The size of the gambling ring was significant, according to reports. In addition to live bets being accepted throughout the Dallas-Ft. Worth area, where the ring was centered, authorities allege that more than $5.4 billion in gross wagers were made through more than two dozen interconnected online sportsbetting sites in a little more than four years. All the sites were incorporated and maintained in Curacao.
Merkow was reported as being a bookie for the group, and may well have served as investigators' access point, who in the sting's earliest phase were looking into another, smaller operation. The good news for Merkow and the others is that most of them received only probation or a suspended sentence, except for the ring's leader, Albert Sydney Reed, Jr., Reed received a sentence of one year plus one day.
Merkow isn't due to be sentenced until December, but is likely to receive probation or a suspended sentence. The real hit to Merkow and the others was the seizure of more than $10 million in cash and other assets alleged to be connected to the operation. In Merkow's case, he lost the $233,000 that he claimed in an appeal was his poker-playing bankroll, along with jewelry and gold coins, including at least one family heirloom.
Merkow, who won a WSOPC event at Tunica in 2005 for more than $570,000, defeating Amnon Filippi for the win, has about $1.5 million in career tournament earnings. His attempt to claim his seized funds back from authorities was mentioned in this 2012 KXAN piece, where they reported, "I am a professional poker player and have been for a number of years. In order to participate in this profession, it is necessary to have a cash hoard which is accessible on short notice ... Part of the money is my cash hoard which I have accumulated over the last 20 years or so."

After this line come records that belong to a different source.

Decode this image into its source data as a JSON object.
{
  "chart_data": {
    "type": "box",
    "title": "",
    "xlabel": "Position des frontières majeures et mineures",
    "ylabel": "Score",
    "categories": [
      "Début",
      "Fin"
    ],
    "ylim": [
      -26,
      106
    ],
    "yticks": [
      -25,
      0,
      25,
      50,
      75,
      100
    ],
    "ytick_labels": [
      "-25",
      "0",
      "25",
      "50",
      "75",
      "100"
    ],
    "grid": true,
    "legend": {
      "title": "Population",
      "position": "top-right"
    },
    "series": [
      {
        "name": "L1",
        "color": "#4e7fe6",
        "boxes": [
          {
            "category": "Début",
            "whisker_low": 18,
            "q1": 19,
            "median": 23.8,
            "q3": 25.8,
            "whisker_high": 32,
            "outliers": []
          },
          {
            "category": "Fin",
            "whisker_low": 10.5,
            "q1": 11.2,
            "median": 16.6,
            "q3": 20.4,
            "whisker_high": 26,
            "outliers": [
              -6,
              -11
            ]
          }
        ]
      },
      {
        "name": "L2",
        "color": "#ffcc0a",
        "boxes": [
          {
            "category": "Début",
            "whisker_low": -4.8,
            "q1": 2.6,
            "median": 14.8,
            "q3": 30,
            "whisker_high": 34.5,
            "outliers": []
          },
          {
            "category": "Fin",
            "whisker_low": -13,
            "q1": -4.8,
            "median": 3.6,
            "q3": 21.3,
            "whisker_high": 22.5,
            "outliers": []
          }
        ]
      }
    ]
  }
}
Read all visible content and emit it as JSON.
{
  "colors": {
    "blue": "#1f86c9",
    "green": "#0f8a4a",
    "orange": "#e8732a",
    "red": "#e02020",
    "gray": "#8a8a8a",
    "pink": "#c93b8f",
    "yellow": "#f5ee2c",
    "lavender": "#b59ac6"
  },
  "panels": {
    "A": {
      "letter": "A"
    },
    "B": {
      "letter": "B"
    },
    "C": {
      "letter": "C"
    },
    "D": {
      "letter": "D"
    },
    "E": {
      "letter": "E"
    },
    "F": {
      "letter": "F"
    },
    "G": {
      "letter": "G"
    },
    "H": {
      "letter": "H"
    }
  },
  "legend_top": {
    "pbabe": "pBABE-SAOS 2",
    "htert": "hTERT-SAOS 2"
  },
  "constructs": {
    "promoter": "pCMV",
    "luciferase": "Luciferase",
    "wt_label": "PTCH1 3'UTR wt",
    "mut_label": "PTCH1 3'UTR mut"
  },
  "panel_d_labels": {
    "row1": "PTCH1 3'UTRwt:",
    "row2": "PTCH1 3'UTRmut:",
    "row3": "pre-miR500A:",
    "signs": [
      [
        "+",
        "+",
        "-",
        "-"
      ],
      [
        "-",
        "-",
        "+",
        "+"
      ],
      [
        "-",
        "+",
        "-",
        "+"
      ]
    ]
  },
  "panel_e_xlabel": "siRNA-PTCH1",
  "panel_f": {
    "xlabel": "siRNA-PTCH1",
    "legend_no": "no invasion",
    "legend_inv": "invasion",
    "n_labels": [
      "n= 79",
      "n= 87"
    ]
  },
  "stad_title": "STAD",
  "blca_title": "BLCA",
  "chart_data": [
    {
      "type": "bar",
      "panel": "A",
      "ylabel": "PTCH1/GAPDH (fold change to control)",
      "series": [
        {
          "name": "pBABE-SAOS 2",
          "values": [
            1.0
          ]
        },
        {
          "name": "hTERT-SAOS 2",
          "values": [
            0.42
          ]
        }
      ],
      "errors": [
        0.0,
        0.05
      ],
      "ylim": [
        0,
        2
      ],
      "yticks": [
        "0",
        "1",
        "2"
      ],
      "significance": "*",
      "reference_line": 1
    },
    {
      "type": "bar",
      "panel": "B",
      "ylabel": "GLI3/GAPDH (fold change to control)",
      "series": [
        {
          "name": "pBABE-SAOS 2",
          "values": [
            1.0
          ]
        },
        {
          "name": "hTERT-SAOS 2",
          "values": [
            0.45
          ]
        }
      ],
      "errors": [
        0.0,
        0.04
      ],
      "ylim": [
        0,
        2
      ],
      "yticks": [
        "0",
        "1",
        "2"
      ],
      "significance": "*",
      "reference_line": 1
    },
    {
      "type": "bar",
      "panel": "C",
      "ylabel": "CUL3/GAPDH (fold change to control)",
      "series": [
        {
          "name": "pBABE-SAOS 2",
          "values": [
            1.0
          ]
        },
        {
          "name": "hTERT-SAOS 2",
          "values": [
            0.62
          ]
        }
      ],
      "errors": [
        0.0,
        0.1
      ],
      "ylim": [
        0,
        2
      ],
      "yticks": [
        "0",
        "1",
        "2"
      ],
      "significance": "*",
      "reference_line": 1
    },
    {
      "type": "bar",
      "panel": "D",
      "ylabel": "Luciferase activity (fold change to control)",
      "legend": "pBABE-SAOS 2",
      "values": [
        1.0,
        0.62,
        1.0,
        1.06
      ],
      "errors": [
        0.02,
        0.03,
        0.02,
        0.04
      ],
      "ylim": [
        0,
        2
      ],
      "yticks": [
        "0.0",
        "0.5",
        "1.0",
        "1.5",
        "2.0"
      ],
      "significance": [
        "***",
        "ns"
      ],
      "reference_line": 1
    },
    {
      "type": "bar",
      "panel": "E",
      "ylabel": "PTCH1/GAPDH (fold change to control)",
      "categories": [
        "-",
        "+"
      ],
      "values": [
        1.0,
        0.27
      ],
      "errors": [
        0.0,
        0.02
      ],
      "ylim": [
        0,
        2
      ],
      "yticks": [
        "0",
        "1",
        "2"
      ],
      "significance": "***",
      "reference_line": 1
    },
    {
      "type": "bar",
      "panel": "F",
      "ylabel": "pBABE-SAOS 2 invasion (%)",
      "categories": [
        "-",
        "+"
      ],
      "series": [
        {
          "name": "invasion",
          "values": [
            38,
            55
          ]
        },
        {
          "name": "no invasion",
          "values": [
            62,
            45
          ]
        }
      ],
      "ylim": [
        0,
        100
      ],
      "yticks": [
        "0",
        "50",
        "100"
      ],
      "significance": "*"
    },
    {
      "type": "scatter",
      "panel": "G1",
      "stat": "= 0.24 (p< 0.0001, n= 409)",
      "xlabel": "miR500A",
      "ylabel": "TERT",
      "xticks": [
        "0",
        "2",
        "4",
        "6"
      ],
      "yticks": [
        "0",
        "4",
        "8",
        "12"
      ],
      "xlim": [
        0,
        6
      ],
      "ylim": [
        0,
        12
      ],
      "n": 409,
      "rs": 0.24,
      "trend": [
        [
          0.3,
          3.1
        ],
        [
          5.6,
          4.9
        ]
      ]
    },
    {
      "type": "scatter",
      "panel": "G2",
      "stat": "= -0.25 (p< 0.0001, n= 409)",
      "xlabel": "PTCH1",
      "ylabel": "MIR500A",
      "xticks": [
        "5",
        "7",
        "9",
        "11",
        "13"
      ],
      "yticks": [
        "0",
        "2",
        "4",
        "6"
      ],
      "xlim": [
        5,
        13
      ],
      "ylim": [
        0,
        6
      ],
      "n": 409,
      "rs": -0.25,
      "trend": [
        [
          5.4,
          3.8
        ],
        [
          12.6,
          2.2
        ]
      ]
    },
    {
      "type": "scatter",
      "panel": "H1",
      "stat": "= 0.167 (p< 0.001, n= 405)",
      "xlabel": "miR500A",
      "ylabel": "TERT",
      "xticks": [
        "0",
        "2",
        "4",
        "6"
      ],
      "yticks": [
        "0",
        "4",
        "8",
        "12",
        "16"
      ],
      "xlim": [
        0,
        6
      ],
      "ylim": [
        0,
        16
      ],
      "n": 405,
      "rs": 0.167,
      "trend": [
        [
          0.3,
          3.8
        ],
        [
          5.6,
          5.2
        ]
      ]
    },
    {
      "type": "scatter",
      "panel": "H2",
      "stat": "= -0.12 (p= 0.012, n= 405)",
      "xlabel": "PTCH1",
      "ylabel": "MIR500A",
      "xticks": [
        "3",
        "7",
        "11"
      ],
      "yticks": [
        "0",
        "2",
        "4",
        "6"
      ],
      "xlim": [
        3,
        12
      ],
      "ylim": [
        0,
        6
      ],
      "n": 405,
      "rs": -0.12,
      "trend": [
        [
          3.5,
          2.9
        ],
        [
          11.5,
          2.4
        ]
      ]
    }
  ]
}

Despite the fact that Merkow kept poker-playing records, such claims usually fall on deaf ears, as happened with Richard "Chinaman" Lee, who finished sixth in the WSOP main event and lost an even larger chunk of assets when authorities in San Antonio busted up a sportsbetting operation there several years ago. Merkow thus gets added to the lengthy, lengthy list of prominent poker players who have had bookmaking-related scrapes with the law. In this case it's a quarter-million-dollar life tax, right?